If you are looking for advice on investing, you can look just about anywhere and get some opinion. It is important to understand the reason behind the advice that someone is giving, and also the education and evidence behind the advice given.
Suitability Vs Fiduciary
Brokers/life insurance agents/banks that offer investment advice have an obligation to provide advice that is merely “suitable” for their clients. This means that they don’t have to act solely in the best interest of their clients. For example, a mutual fund may be “suitable,” even though it has a much higher management fee and a lower expected return than a comparable, less expensive index or institutional fund. If they have 2 funds that are suitable for a client, and they choose the one that gives them the most commission, they have legally done nothing wrong.
Registered Investment Adviser (RIA) firms have a fiduciary duty that legally binds them to always act in the best interest of their clients. In the example discussed above, advisers with an RIA firm would violate their fiduciary duty if they recommended the fund that benefited them the most. RIA firms cannot receive commissions from selling investment advice/products. 1
The Financial Media
“The financial media on the other hand have no legal obligation to viewers or readers other than what is imposed by common law (such as laws relating to libel, slander and defamation). The financial media’s lack of a high legal standard explains the wide swing in the quality of the information it disseminates.” 1
Terrible, Irresponsible Advice
“Enter Jim Cramer.”
“In a shameful, irresponsible segment aired on his Mad Money show, Cramer counseled investors to “think about the unthinkable” and gave “advice”. His “insights” included:”

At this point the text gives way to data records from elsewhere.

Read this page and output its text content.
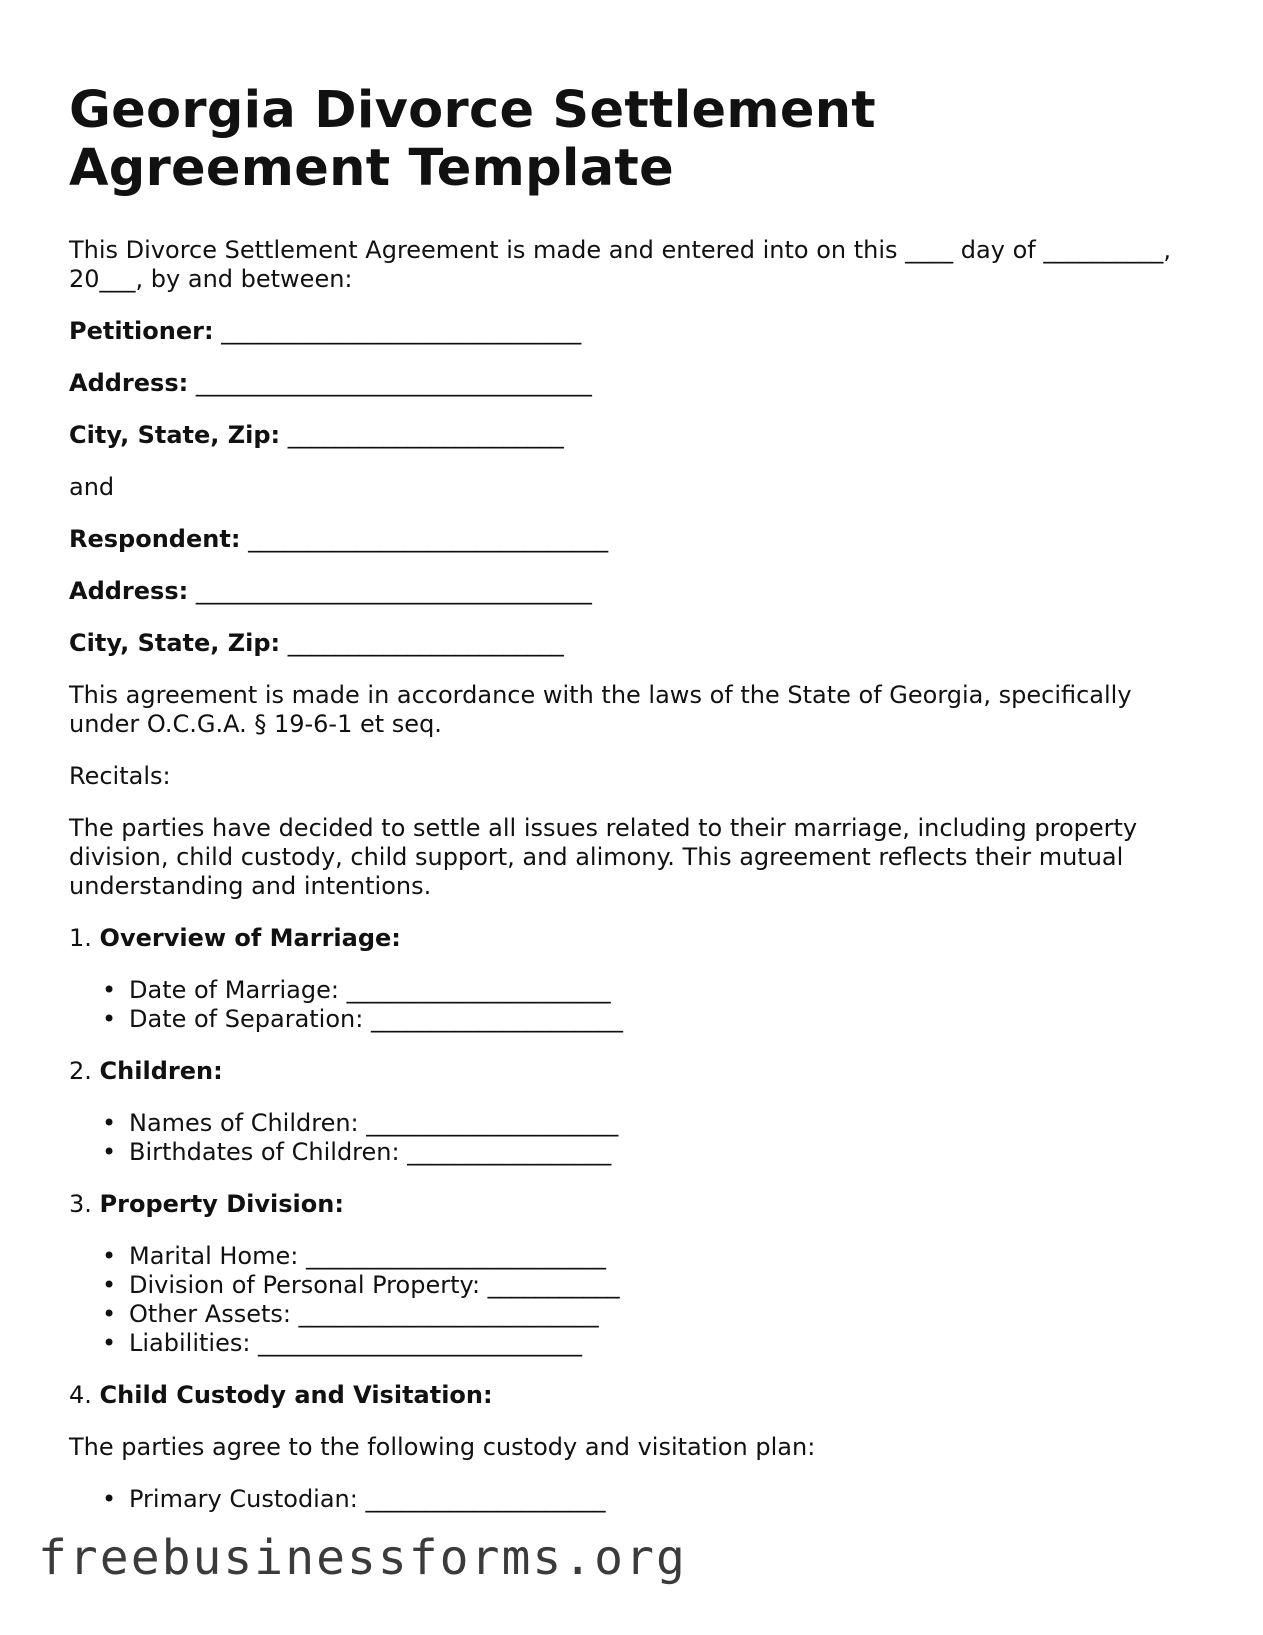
Georgia Divorce Settlement Agreement Template

This Divorce Settlement Agreement is made and entered into on this ____ day of __________, 20___, by and between:

Petitioner: ______________________________

Address: _________________________________

City, State, Zip: _______________________

and

Respondent: ______________________________

Address: _________________________________

City, State, Zip: _______________________

This agreement is made in accordance with the laws of the State of Georgia, specifically under O.C.G.A. § 19-6-1 et seq.

Recitals:

The parties have decided to settle all issues related to their marriage, including property division, child custody, child support, and alimony. This agreement reflects their mutual understanding and intentions.

1. Overview of Marriage:
• Date of Marriage: ______________________
• Date of Separation: _____________________
2. Children:
• Names of Children: _____________________
• Birthdates of Children: _________________
3. Property Division:
• Marital Home: _________________________
• Division of Personal Property: ___________
• Other Assets: _________________________
• Liabilities: ___________________________
4. Child Custody and Visitation:

The parties agree to the following custody and visitation plan:

• Primary Custodian: ____________________
freebusinessforms.org
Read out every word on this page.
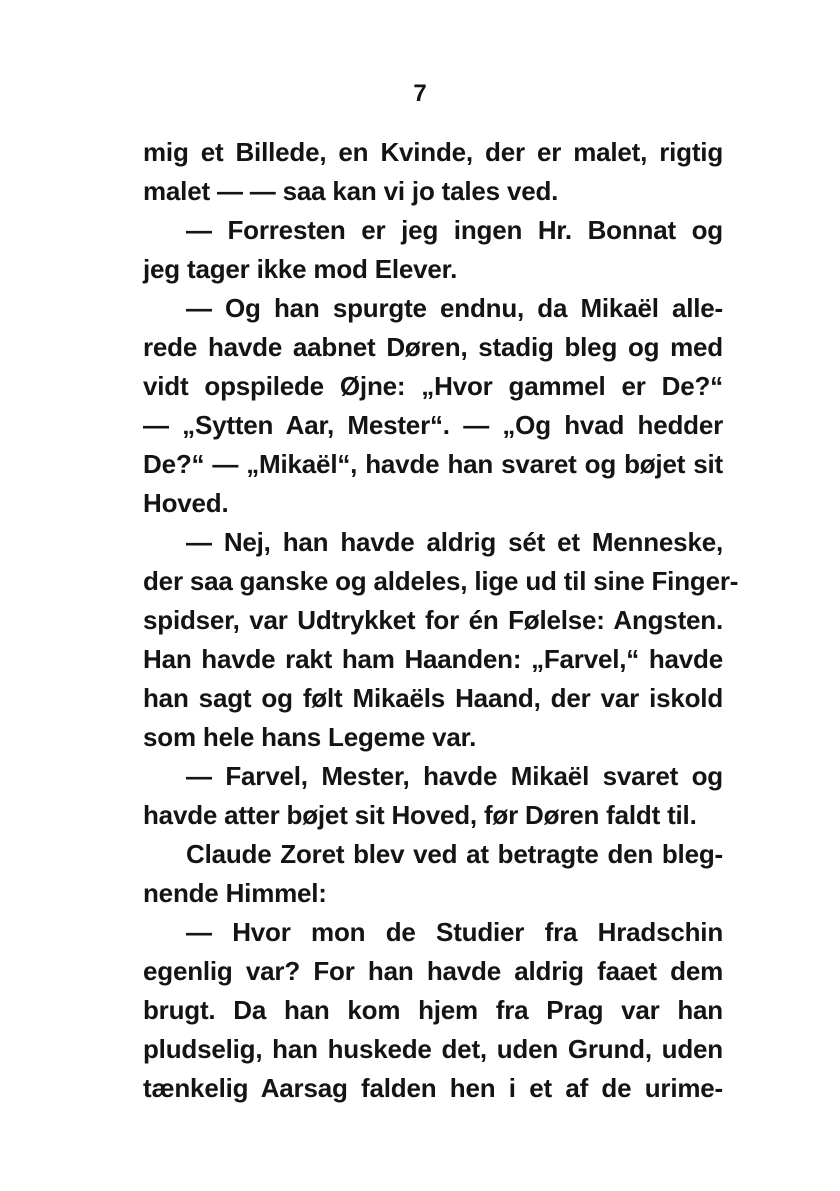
7
mig et Billede, en Kvinde, der er malet, rigtig
malet — — saa kan vi jo tales ved.
— Forresten er jeg ingen Hr. Bonnat og
jeg tager ikke mod Elever.
— Og han spurgte endnu, da Mikaël alle-
rede havde aabnet Døren, stadig bleg og med
vidt opspilede Øjne: „Hvor gammel er De?“
— „Sytten Aar, Mester“. — „Og hvad hedder
De?“ — „Mikaël“, havde han svaret og bøjet sit
Hoved.
— Nej, han havde aldrig sét et Menneske,
der saa ganske og aldeles, lige ud til sine Finger-
spidser, var Udtrykket for én Følelse: Angsten.
Han havde rakt ham Haanden: „Farvel,“ havde
han sagt og følt Mikaëls Haand, der var iskold
som hele hans Legeme var.
— Farvel, Mester, havde Mikaël svaret og
havde atter bøjet sit Hoved, før Døren faldt til.
Claude Zoret blev ved at betragte den bleg-
nende Himmel:
— Hvor mon de Studier fra Hradschin
egenlig var? For han havde aldrig faaet dem
brugt. Da han kom hjem fra Prag var han
pludselig, han huskede det, uden Grund, uden
tænkelig Aarsag falden hen i et af de urime-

“An observation that “Wall Street” has designated some stocks (such as Costco, ConAgra and Coca-Cola) as “safety stocks.””
“Cramer offers no historical data indicating that stock picking and market timing are prudent strategies. Even if they were, I am aware of no credible evidence that Cramer’s stock recommendations are likely to be more accurate than those of a monkey throwing a dart at a board.”

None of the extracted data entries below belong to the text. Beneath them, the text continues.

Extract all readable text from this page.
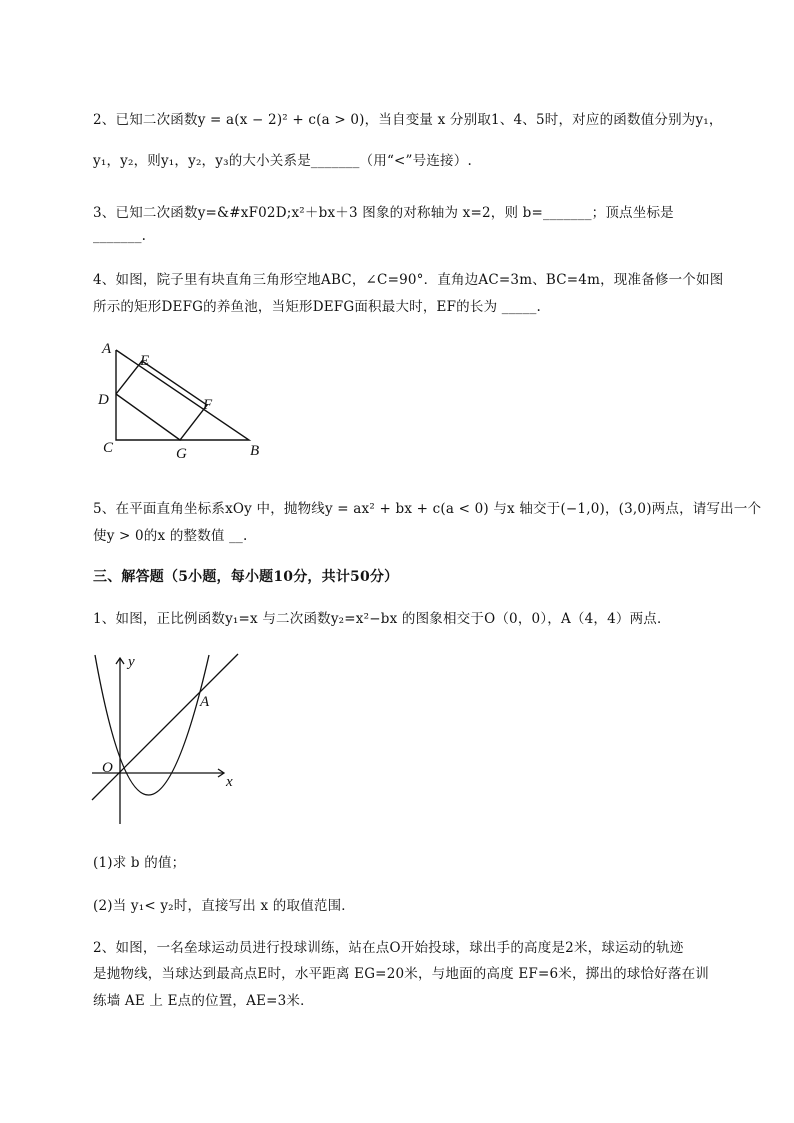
2、已知二次函数y = a(x − 2)² + c(a > 0)，当自变量 x 分别取1、4、5时，对应的函数值分别为y₁，
y₁，y₂，则y₁，y₂，y₃的大小关系是_______（用“<”号连接）.
3、已知二次函数y=&#xF02D;x²＋bx＋3 图象的对称轴为 x=2，则 b=_______；顶点坐标是
_______.
4、如图，院子里有块直角三角形空地ABC，∠C=90°．直角边AC=3m、BC=4m，现准备修一个如图
所示的矩形DEFG的养鱼池，当矩形DEFG面积最大时，EF的长为 _____.
A
E
D	F
C	G	B
5、在平面直角坐标系xOy 中，抛物线y = ax² + bx + c(a < 0) 与x 轴交于(−1,0)，(3,0)两点，请写出一个
使y > 0的x 的整数值 __.
三、解答题（5小题，每小题10分，共计50分）
1、如图，正比例函数y₁=x 与二次函数y₂=x²−bx 的图象相交于O（0，0），A（4，4）两点．
y
x
O
A
(1)求 b 的值；
(2)当 y₁< y₂时，直接写出 x 的取值范围．
2、如图，一名垒球运动员进行投球训练，站在点O开始投球，球出手的高度是2米，球运动的轨迹
是抛物线，当球达到最高点E时，水平距离 EG=20米，与地面的高度 EF=6米，掷出的球恰好落在训
练墙 AE 上 E点的位置，AE=3米．
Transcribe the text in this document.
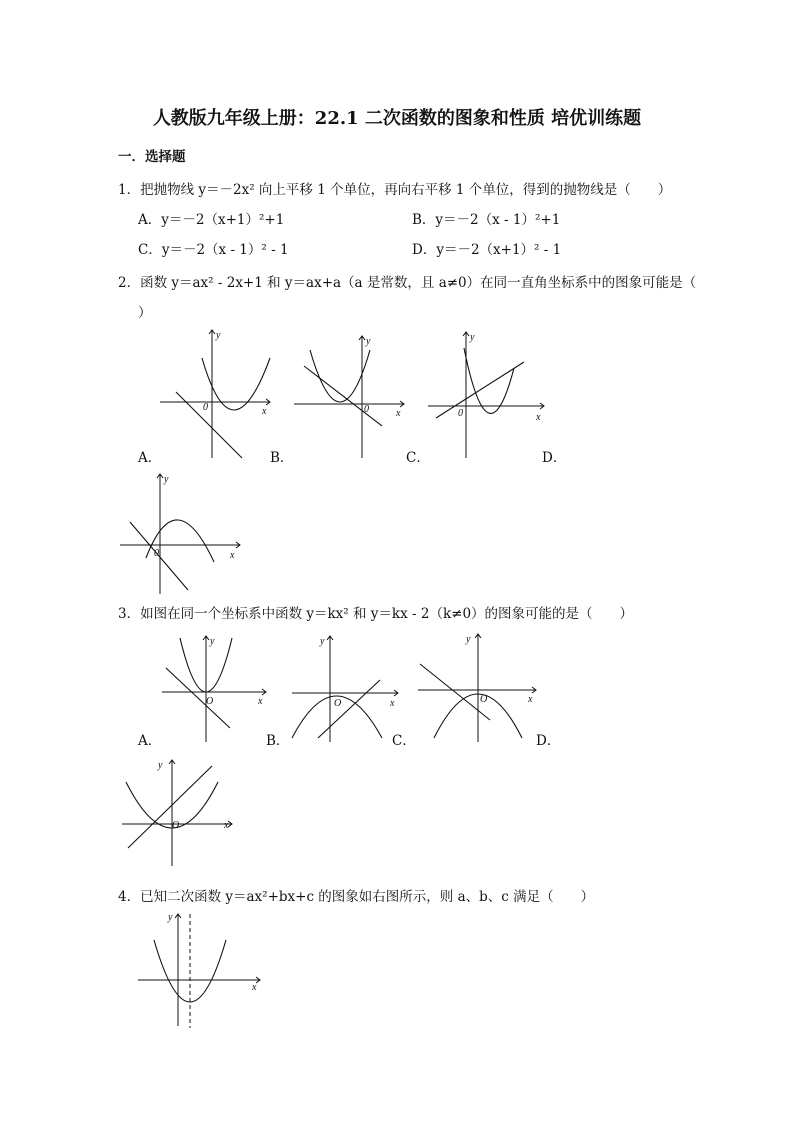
人教版九年级上册：22.1 二次函数的图象和性质 培优训练题
一．选择题
1．把抛物线 y＝－2x² 向上平移 1 个单位，再向右平移 1 个单位，得到的抛物线是（　　）
A．y＝－2（x+1）²+1	B．y＝－2（x - 1）²+1
C．y＝－2（x - 1）² - 1	D．y＝－2（x+1）² - 1
2．函数 y＝ax² - 2x+1 和 y＝ax+a（a 是常数，且 a≠0）在同一直角坐标系中的图象可能是（
）
y
x
0
A．
y
x
0
B．
y
x
0
C．	D．
y
x
0
3．如图在同一个坐标系中函数 y＝kx² 和 y＝kx - 2（k≠0）的图象可能的是（　　）
y
x
O
A．
y
x
O
B．
y
x
O
C．	D．
y
x
O
4．已知二次函数 y＝ax²+bx+c 的图象如右图所示，则 a、b、c 满足（　　）
y
x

“Larry Swedroe did a comprehensive analysis of Cramer’s stock picking ability in this blog post. He referenced peer-reviewed studies (something Cramer never does) that found that volume soars when Cramer recommends a stock, but profits quickly disappeared. Swedroe concluded that “after costs Cramer’s picks have negative value to investors who act on the buy recommendations.””
“Here’s the underlying problem. Many investors are unable to distinguish between sound, evidence-based advice… and the wacky entertainment provided by Cramer. Especially in times of crises, those who succumb to Cramer’s nonsense may find their retirement dreams seriously affected. For CNBC and Cramer, it’s apparently of little concern, as long as those advertising revenues keep rolling in.”” 1
Key Takeaways
- Never fully trust advice or products sold to you by someone who does not have a fiduciary duty to do what is in your best interest.
- The Media does not care about your retirement account, and are only there to make money.
By Jimmy Hancock
References
Solin, Dan. “Best and Worst Investing Advice During the Shutdown.” Web log post. The Huffington Post. TheHuffingtonPost.com, 15 Oct. 2013. Web. 21 Oct. 2013.